10 mL of a \(𝐻_{2}𝑆𝑂_{4}\) solution is diluted to 100 mL. 25 mL of this diluted solution is mixed with 50 mL of a 0.5 N NaOH solution. The resulting solution requires 0.265 g of \(𝑁𝑎_{2}𝐶𝑂_{3}\) for complete neutralisation. The normality of the original \(𝐻_{2}𝑆𝑂_{4}\) solution is

Calculating the normality of \(𝑯_{𝟐}𝑺𝑶_{𝟒}\) solution used to react with \(𝑵𝒂𝑶𝑯\), and neutralise \(𝑵𝒂_{𝟐}𝑪𝑶_{𝟑}\)

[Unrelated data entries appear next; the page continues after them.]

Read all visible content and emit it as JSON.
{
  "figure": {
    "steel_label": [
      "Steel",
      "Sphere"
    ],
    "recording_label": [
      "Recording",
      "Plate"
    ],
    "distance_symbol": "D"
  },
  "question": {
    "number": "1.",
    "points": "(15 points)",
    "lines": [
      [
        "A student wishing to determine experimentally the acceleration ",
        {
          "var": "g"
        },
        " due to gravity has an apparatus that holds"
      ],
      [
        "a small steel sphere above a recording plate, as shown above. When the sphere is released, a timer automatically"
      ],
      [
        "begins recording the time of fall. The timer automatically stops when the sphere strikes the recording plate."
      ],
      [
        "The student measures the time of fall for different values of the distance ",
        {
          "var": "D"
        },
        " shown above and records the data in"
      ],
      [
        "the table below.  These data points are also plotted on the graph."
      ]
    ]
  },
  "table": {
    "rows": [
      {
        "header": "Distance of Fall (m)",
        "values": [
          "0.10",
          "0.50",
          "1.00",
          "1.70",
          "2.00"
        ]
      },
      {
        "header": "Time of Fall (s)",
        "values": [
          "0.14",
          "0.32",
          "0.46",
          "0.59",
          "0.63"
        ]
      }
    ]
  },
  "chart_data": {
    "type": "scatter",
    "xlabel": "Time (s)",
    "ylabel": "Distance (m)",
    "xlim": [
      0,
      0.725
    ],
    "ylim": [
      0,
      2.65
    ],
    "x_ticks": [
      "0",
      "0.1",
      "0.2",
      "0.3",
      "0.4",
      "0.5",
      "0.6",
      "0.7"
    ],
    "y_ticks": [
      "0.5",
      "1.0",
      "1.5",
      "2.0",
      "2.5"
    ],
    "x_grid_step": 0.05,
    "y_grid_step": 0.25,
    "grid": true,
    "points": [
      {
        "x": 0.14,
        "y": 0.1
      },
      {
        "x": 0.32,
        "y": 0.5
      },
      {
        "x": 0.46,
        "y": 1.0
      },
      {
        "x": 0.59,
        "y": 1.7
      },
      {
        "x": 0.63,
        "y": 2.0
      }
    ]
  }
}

Assuming, Normality of \(𝐻_{2}𝑆𝑂_{4} = 𝑁_2\)
\(𝑁𝑢𝑚𝑏𝑒𝑟 ~𝑜𝑓 ~𝑒𝑞𝑢𝑖𝑣𝑎𝑙𝑒𝑛𝑡𝑠 = 𝑀𝑜𝑙𝑒𝑠 × 𝑛 − 𝑓𝑎𝑐𝑡𝑜r\)
\(\dfrac{Mass}{Molar~ mass}\times~n-factor\)

Milliequivalents of \(𝐻_{2}𝑆𝑂_{4}\) = Milliequivalents of \(𝑁𝑎𝑂𝐻 + Milliequivalents ~of~ 𝑁𝑎_{2}𝐶𝑂_{3}\)

\(𝑁_{2}\times 𝑉_{𝐻_2𝑆𝑂_4}\)

= \(N_{N_aOH}\times_{V_{NaOH}}+\dfrac{m_{Na_2CO_3}}{M_{Na_2CO_3}}\times~n-factor\times1000\)

\(N_{2}\times25=0.5\times50+\frac{0.265}{106}\times2\times1000\)

\(N_{2}=\dfrac{25+5}{25}=\dfrac{30}{25}=1.2~N\)

Calculating the normality of the original \(𝑯_{𝟐}𝑺𝑶_{𝟒}\) solution

For dilution process:

\(𝑁_{1}𝑉_{1} = 𝑁_{2}𝑉_{2}\)

\(\Rightarrow 𝑁_{1}\times 10 = 𝑁_{2}\times 100\)

\(N_{2}=\dfrac{1.2\times100}{10}=12~N\)

Hence, the normality of the original \(𝐻_{2}𝑆𝑂_{4}\) solution is \(12 ~𝑁\).

So, option (A) is the correct answer.